花菜はふと考えてみた。こんな真昼間から子供とサッカーをしているなんて、どんな職業なのだろう。普通のサラリーマンではまずありえない。
「……どうかされましたか?」
と、石角にきかれて花菜はドギマギした。
「え? いや、その……」
「何か気になることでもありますか?」
「そういうわけじゃないんですけど、石角先生って運動も出来て有能そうで、普段何をされてる方なのかなって、ふと思ったんです」
石角はパンの袋を丸めながらこたえた。
「僕は以前、潤和アクアケミカルという会社で研究員をしていたんですが、……ワケあって解雇となりまして、今は警備員をしています。夜の任務が多いので、昼間が空くことも多いんです」
「なるほど、それでサッカーのコーチも出来るんですね」
花菜はものはついでとばかりに尋ねてみた。「……ご家族は?」
石角は今度は複雑な笑みを浮かべた。
「妻は息子がまだ小さかった頃に亡くなりました。その息子も、難しい病気で入院し……最近亡くなりました」
「そうでしたか……私ったら軽々しくデリケートな質問をしてしまって、すみません」
花菜は恥ずかしくなり、穴があったら入りたい気持ちになった。そんな花菜に気遣うように石角が言った。
「こちらこそ、何だか変な話にしてしまいましてすみません。あまり気になさらないで下さい」
そう言いながら石角はまたパンを食べ始めた。作る人がいないとは言え、栄養の偏った食事だなぁ、と花菜は思う。とその時、ふとあることがひらめいた。
「差し出がましいようですが、今度の練習の時、私が石角さんのお弁当作ってきてもいいですか?」
花菜の積極的な提案に、石角は少したじろいだが、満更でもなさそうだった。
「それはとてもありがたいですが、ご面倒ではありませんか?」
「とんでもないです。祐也がお世話になっているお礼ですよ」
花菜は嬉々として言った。石角は煙に巻かれたような気がしたが、楽しみになっていた。
†
そして次の回の練習終了後、花菜は持ってきた弁当を広げた。
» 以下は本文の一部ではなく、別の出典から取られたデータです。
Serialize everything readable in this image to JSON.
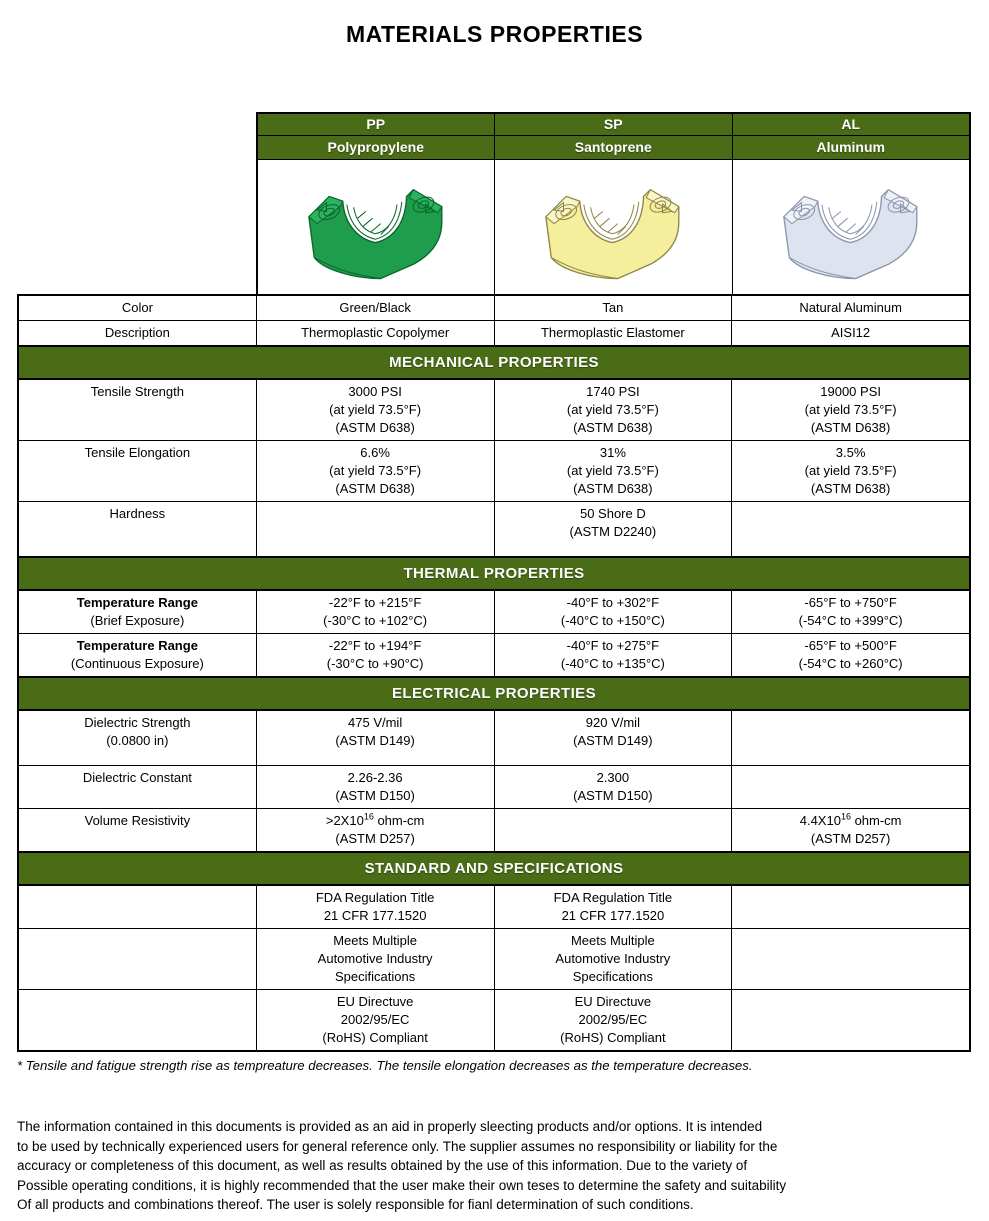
{
  "page": {
    "title": "MATERIALS PROPERTIES"
  },
  "colors": {
    "banner_green": "#4a6c17",
    "border_black": "#000000"
  },
  "materials": [
    {
      "code": "PP",
      "name": "Polypropylene",
      "part_color_body": "#1e9e4c",
      "part_color_light": "#2bb35d",
      "part_color_stroke": "#0c652c"
    },
    {
      "code": "SP",
      "name": "Santoprene",
      "part_color_body": "#f4ee9d",
      "part_color_light": "#faf6c9",
      "part_color_stroke": "#8e8747"
    },
    {
      "code": "AL",
      "name": "Aluminum",
      "part_color_body": "#dee3f0",
      "part_color_light": "#eef1f8",
      "part_color_stroke": "#8d95ab"
    }
  ],
  "table": {
    "rows": [
      {
        "type": "data",
        "label_lines": [
          "Color"
        ],
        "cells": [
          [
            "Green/Black"
          ],
          [
            "Tan"
          ],
          [
            "Natural Aluminum"
          ]
        ]
      },
      {
        "type": "data",
        "label_lines": [
          "Description"
        ],
        "cells": [
          [
            "Thermoplastic Copolymer"
          ],
          [
            "Thermoplastic Elastomer"
          ],
          [
            "AISI12"
          ]
        ]
      },
      {
        "type": "banner",
        "title": "MECHANICAL PROPERTIES"
      },
      {
        "type": "data",
        "label_lines": [
          "Tensile Strength"
        ],
        "cells": [
          [
            "3000 PSI",
            "(at yield 73.5°F)",
            "(ASTM D638)"
          ],
          [
            "1740 PSI",
            "(at yield 73.5°F)",
            "(ASTM D638)"
          ],
          [
            "19000 PSI",
            "(at yield 73.5°F)",
            "(ASTM D638)"
          ]
        ]
      },
      {
        "type": "data",
        "label_lines": [
          "Tensile Elongation"
        ],
        "cells": [
          [
            "6.6%",
            "(at yield 73.5°F)",
            "(ASTM D638)"
          ],
          [
            "31%",
            "(at yield 73.5°F)",
            "(ASTM D638)"
          ],
          [
            "3.5%",
            "(at yield 73.5°F)",
            "(ASTM D638)"
          ]
        ]
      },
      {
        "type": "data",
        "tall": true,
        "label_lines": [
          "Hardness"
        ],
        "cells": [
          [],
          [
            "50 Shore D",
            "(ASTM D2240)"
          ],
          []
        ]
      },
      {
        "type": "banner",
        "title": "THERMAL PROPERTIES"
      },
      {
        "type": "data",
        "label_bold_first": true,
        "label_lines": [
          "Temperature Range",
          "(Brief Exposure)"
        ],
        "cells": [
          [
            "-22°F to +215°F",
            "(-30°C to +102°C)"
          ],
          [
            "-40°F to +302°F",
            "(-40°C to +150°C)"
          ],
          [
            "-65°F to +750°F",
            "(-54°C to +399°C)"
          ]
        ]
      },
      {
        "type": "data",
        "label_bold_first": true,
        "label_lines": [
          "Temperature Range",
          "(Continuous Exposure)"
        ],
        "cells": [
          [
            "-22°F to +194°F",
            "(-30°C to +90°C)"
          ],
          [
            "-40°F to +275°F",
            "(-40°C to +135°C)"
          ],
          [
            "-65°F to +500°F",
            "(-54°C to +260°C)"
          ]
        ]
      },
      {
        "type": "banner",
        "title": "ELECTRICAL PROPERTIES"
      },
      {
        "type": "data",
        "tall": true,
        "label_lines": [
          "Dielectric Strength",
          "(0.0800 in)"
        ],
        "cells": [
          [
            "475 V/mil",
            "(ASTM D149)"
          ],
          [
            "920 V/mil",
            "(ASTM D149)"
          ],
          []
        ]
      },
      {
        "type": "data",
        "label_lines": [
          "Dielectric Constant"
        ],
        "cells": [
          [
            "2.26-2.36",
            "(ASTM D150)"
          ],
          [
            "2.300",
            "(ASTM D150)"
          ],
          []
        ]
      },
      {
        "type": "data",
        "label_lines": [
          "Volume Resistivity"
        ],
        "cells": [
          [
            ">2X10{16} ohm-cm",
            "(ASTM D257)"
          ],
          [],
          [
            "4.4X10{16} ohm-cm",
            "(ASTM D257)"
          ]
        ]
      },
      {
        "type": "banner",
        "title": "STANDARD AND SPECIFICATIONS"
      },
      {
        "type": "data",
        "label_lines": [],
        "cells": [
          [
            "FDA Regulation Title",
            "21 CFR 177.1520"
          ],
          [
            "FDA Regulation Title",
            "21 CFR 177.1520"
          ],
          []
        ]
      },
      {
        "type": "data",
        "label_lines": [],
        "cells": [
          [
            "Meets Multiple",
            "Automotive Industry",
            "Specifications"
          ],
          [
            "Meets Multiple",
            "Automotive Industry",
            "Specifications"
          ],
          []
        ]
      },
      {
        "type": "data",
        "label_lines": [],
        "cells": [
          [
            "EU Directuve",
            "2002/95/EC",
            "(RoHS) Compliant"
          ],
          [
            "EU Directuve",
            "2002/95/EC",
            "(RoHS) Compliant"
          ],
          []
        ]
      }
    ]
  },
  "footnote": "* Tensile and fatigue strength rise as tempreature decreases. The tensile elongation decreases as the temperature decreases.",
  "disclaimer_lines": [
    "The information contained in this documents is provided as an aid in properly sleecting products and/or options. It is intended",
    "to be used by technically experienced users for general reference only. The supplier assumes no responsibility or liability for the",
    "accuracy or completeness of this document, as well as results obtained by the use of this information. Due to the variety of",
    "Possible operating conditions, it is highly recommended that the user make their own teses to determine the safety and suitability",
    "Of all products and combinations thereof. The user is solely responsible for fianl determination of such conditions."
  ]
}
派手さはないが上手に盛り付けられていて、石角は食欲をそそられた。
「うわあ、美味しそうですね」
「何かちょっと失敗しちゃったので、まずかったら残してくださいね」
「そんな、とても美味しそうじゃないですか。いただきます」
石角は花菜の手料理をいくつか口に入れた。よほどうまいと思ったのか、顔がほころんでいた。
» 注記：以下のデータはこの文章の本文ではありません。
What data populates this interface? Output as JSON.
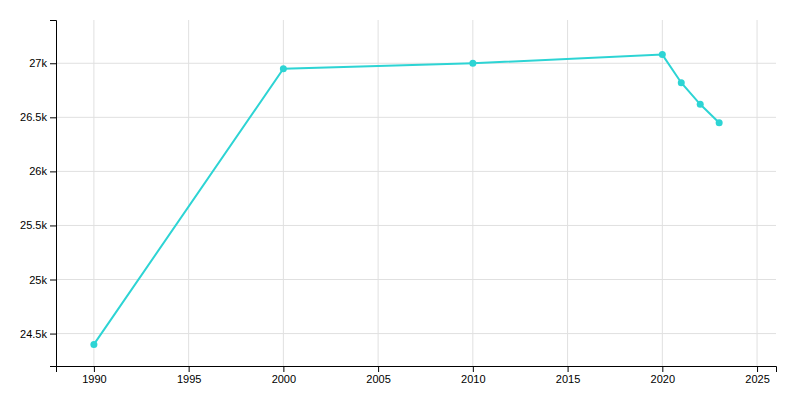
{
  "chart_data": {
    "type": "line",
    "x": [
      1990,
      2000,
      2010,
      2020,
      2021,
      2022,
      2023
    ],
    "values": [
      24400,
      26950,
      27000,
      27080,
      26820,
      26620,
      26450
    ],
    "color": "#2DD4D4",
    "marker": "circle",
    "xlim": [
      1988,
      2026
    ],
    "ylim": [
      24200,
      27400
    ],
    "xticks": [
      1990,
      1995,
      2000,
      2005,
      2010,
      2015,
      2020,
      2025
    ],
    "yticks": [
      {
        "value": 24500,
        "label": "24.5k"
      },
      {
        "value": 25000,
        "label": "25k"
      },
      {
        "value": 25500,
        "label": "25.5k"
      },
      {
        "value": 26000,
        "label": "26k"
      },
      {
        "value": 26500,
        "label": "26.5k"
      },
      {
        "value": 27000,
        "label": "27k"
      }
    ],
    "grid": true
  }
}
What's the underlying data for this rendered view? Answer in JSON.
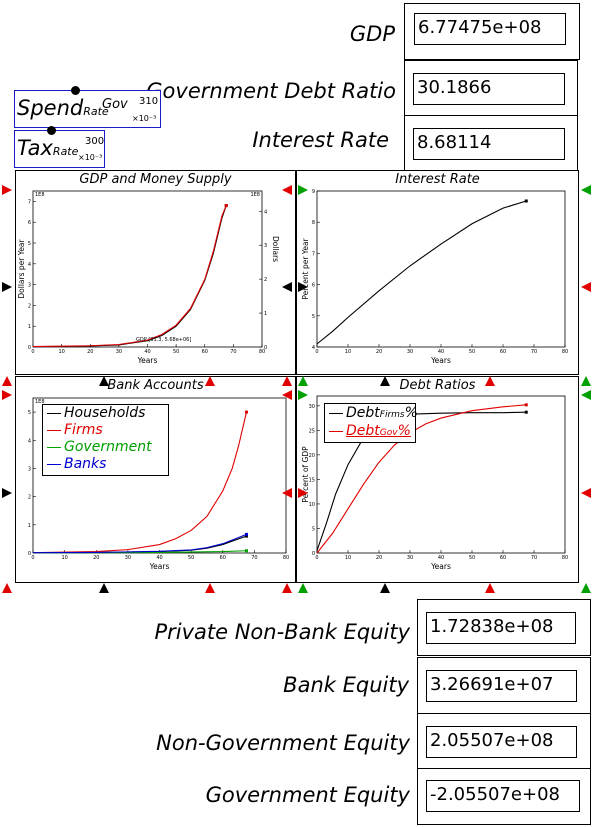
{
  "outputs": [
    {
      "label": "GDP",
      "value": "6.77475e+08"
    },
    {
      "label": "Government Debt Ratio",
      "value": "30.1866"
    },
    {
      "label": "Interest Rate",
      "value": "8.68114"
    },
    {
      "label": "Private Non-Bank Equity",
      "value": "1.72838e+08"
    },
    {
      "label": "Bank Equity",
      "value": "3.26691e+07"
    },
    {
      "label": "Non-Government Equity",
      "value": "2.05507e+08"
    },
    {
      "label": "Government Equity",
      "value": "-2.05507e+08"
    }
  ],
  "sliders": [
    {
      "main": "Spend",
      "sub": "Rate",
      "sup": "Gov",
      "value": "310",
      "multiplier": "×10⁻³"
    },
    {
      "main": "Tax",
      "sub": "Rate",
      "sup": "",
      "value": "300",
      "multiplier": "×10⁻³"
    }
  ],
  "colors": {
    "black": "#000000",
    "red": "#e00000",
    "green": "#00a000",
    "blue": "#0000d0",
    "slider_border": "#1a1ac8"
  },
  "charts": {
    "gdp": {
      "title": "GDP and Money Supply",
      "xlabel": "Years",
      "ylabel": "Dollars per Year",
      "ylabel_right": "Dollars",
      "left_scale": "1E8",
      "right_scale": "1E8",
      "xticks": [
        "0",
        "10",
        "20",
        "30",
        "40",
        "50",
        "60",
        "70",
        "80"
      ],
      "yticks_left": [
        "0",
        "1",
        "2",
        "3",
        "4",
        "5",
        "6",
        "7"
      ],
      "yticks_right": [
        "0",
        "1",
        "2",
        "3",
        "4"
      ],
      "annotation": "GDP [31.3, 5.68e+06]"
    },
    "interest": {
      "title": "Interest Rate",
      "xlabel": "Years",
      "ylabel": "Percent per Year",
      "xticks": [
        "0",
        "10",
        "20",
        "30",
        "40",
        "50",
        "60",
        "70",
        "80"
      ],
      "yticks": [
        "4",
        "5",
        "6",
        "7",
        "8",
        "9"
      ]
    },
    "bank": {
      "title": "Bank Accounts",
      "xlabel": "Years",
      "scale": "1E8",
      "xticks": [
        "0",
        "10",
        "20",
        "30",
        "40",
        "50",
        "60",
        "70",
        "80"
      ],
      "yticks": [
        "0",
        "1",
        "2",
        "3",
        "4",
        "5"
      ],
      "legend": [
        {
          "name": "Households",
          "color": "#000000"
        },
        {
          "name": "Firms",
          "color": "#e00000"
        },
        {
          "name": "Government",
          "color": "#00a000"
        },
        {
          "name": "Banks",
          "color": "#0000d0"
        }
      ]
    },
    "debt": {
      "title": "Debt Ratios",
      "xlabel": "Years",
      "ylabel": "Percent of GDP",
      "xticks": [
        "0",
        "10",
        "20",
        "30",
        "40",
        "50",
        "60",
        "70",
        "80"
      ],
      "yticks": [
        "0",
        "5",
        "10",
        "15",
        "20",
        "25",
        "30"
      ],
      "legend": [
        {
          "main": "Debt",
          "sub": "Firms",
          "suffix": "%",
          "color": "#000000"
        },
        {
          "main": "Debt",
          "sub": "Gov",
          "suffix": "%",
          "color": "#e00000"
        }
      ]
    }
  },
  "chart_data": [
    {
      "type": "line",
      "title": "GDP and Money Supply",
      "xlabel": "Years",
      "ylabel": "Dollars per Year",
      "xlim": [
        0,
        80
      ],
      "ylim": [
        0,
        7.5
      ],
      "series": [
        {
          "name": "GDP",
          "color": "#000000",
          "x": [
            0,
            10,
            20,
            30,
            40,
            45,
            50,
            55,
            60,
            63,
            66,
            67.5
          ],
          "y": [
            0.02,
            0.03,
            0.05,
            0.1,
            0.3,
            0.55,
            1.0,
            1.8,
            3.2,
            4.5,
            6.2,
            6.8
          ]
        },
        {
          "color": "#e00000",
          "x": [
            0,
            10,
            20,
            30,
            40,
            45,
            50,
            55,
            60,
            63,
            66,
            67.5
          ],
          "y": [
            0.02,
            0.04,
            0.06,
            0.12,
            0.33,
            0.6,
            1.05,
            1.85,
            3.25,
            4.6,
            6.3,
            6.8
          ]
        }
      ]
    },
    {
      "type": "line",
      "title": "Interest Rate",
      "xlabel": "Years",
      "ylabel": "Percent per Year",
      "xlim": [
        0,
        80
      ],
      "ylim": [
        4,
        9
      ],
      "series": [
        {
          "color": "#000000",
          "x": [
            0,
            5,
            10,
            20,
            30,
            40,
            50,
            60,
            67.5
          ],
          "y": [
            4.1,
            4.5,
            4.95,
            5.8,
            6.6,
            7.3,
            7.95,
            8.45,
            8.68
          ]
        }
      ]
    },
    {
      "type": "line",
      "title": "Bank Accounts",
      "xlabel": "Years",
      "xlim": [
        0,
        80
      ],
      "ylim": [
        0,
        5.5
      ],
      "series": [
        {
          "name": "Households",
          "color": "#000000",
          "x": [
            0,
            20,
            40,
            50,
            55,
            60,
            65,
            67.5
          ],
          "y": [
            0.01,
            0.02,
            0.05,
            0.1,
            0.17,
            0.3,
            0.5,
            0.6
          ]
        },
        {
          "name": "Firms",
          "color": "#e00000",
          "x": [
            0,
            20,
            30,
            40,
            45,
            50,
            55,
            60,
            63,
            65,
            67.5
          ],
          "y": [
            0.01,
            0.05,
            0.12,
            0.3,
            0.5,
            0.8,
            1.3,
            2.2,
            3.0,
            3.8,
            5.0
          ]
        },
        {
          "name": "Government",
          "color": "#00a000",
          "x": [
            0,
            20,
            40,
            60,
            67.5
          ],
          "y": [
            0.0,
            0.01,
            0.02,
            0.05,
            0.08
          ]
        },
        {
          "name": "Banks",
          "color": "#0000d0",
          "x": [
            0,
            20,
            40,
            50,
            55,
            60,
            65,
            67.5
          ],
          "y": [
            0.01,
            0.02,
            0.06,
            0.11,
            0.19,
            0.33,
            0.55,
            0.66
          ]
        }
      ]
    },
    {
      "type": "line",
      "title": "Debt Ratios",
      "xlabel": "Years",
      "ylabel": "Percent of GDP",
      "xlim": [
        0,
        80
      ],
      "ylim": [
        0,
        32
      ],
      "series": [
        {
          "name": "Debt Firms %",
          "color": "#000000",
          "x": [
            0,
            3,
            6,
            10,
            15,
            20,
            25,
            30,
            40,
            50,
            60,
            67.5
          ],
          "y": [
            0.5,
            6,
            12,
            18,
            23.5,
            26.5,
            27.8,
            28.3,
            28.5,
            28.6,
            28.6,
            28.7
          ]
        },
        {
          "name": "Debt Gov %",
          "color": "#e00000",
          "x": [
            0,
            5,
            10,
            15,
            20,
            25,
            30,
            35,
            40,
            50,
            60,
            67.5
          ],
          "y": [
            0,
            4,
            9,
            14,
            18.5,
            22,
            24.5,
            26.3,
            27.5,
            29,
            29.8,
            30.2
          ]
        }
      ]
    }
  ]
}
「すごく美味しいです。何というか、家庭的な味ですね」
「そう言ってもらえると嬉しいです。あんまり大したもの作れないのでお恥ずかしいんですけど」
花菜は自分の家の食事時のことを思い出した。泰造は細かいことにうるさく注文をつける。さらに一度言ったことを守れていないと酷く罵倒する。食事の時くらい楽しくしてくれたらいいのに……そう思っても中々言い出せない。息が詰まる……もうこんな生活はうんざりだ、と花菜は思いめぐらしていた。
「どうされましたか?」
花菜が考え事を始めたので、石角は気になって尋ねた。
「あ、すみません。私は夫から料理を褒められたことがないので、なんだかうれしくてつい……」
「そうなんですか? こんなに美味しいのに」
「怒られてばっかりで……いつもそうなんです。料理だけじゃなくて色々なことも……」
石角はしばらく思い巡らした後、おもむろに言った。
「それは耳の痛いお話です。妻がいた頃は、家事の苦労など知らずに文句ばかりいっていたものです。それが、彼女がいなくなってからというもの、一人で全部をしなくてはならなくなって……いかに家事をしながら子育てするのが大変か良くわかりました。しかも、どれほど妻がきちんとしてくれていたかも……。もし僕があの世に行くことがあれば、真っ先に彼女のところへ行って謝りたい、そしてありがとう、といいたい」
「……何だか良いお話ですね」
石角の話を聞きながら花菜の目が僅かに潤んだ。そして石角は話を続ける。
「松田さん、今のご主人にはあなたのなさっていることがどれほど素晴らしいかわからないかもしれません。でも、今の僕にはわかります。あなたは最高の母親であり奥さんです。亡くなった妻に出来なかった分、あなたを褒めさせて下さい。僕は最大限の賛辞をあなたに贈ります」
石角と花菜の見つめ合う視線が互いに熱くなった。サッカー少年たちはそんな彼らの様子など構うことなく練習の後片付けに勤しんでいた。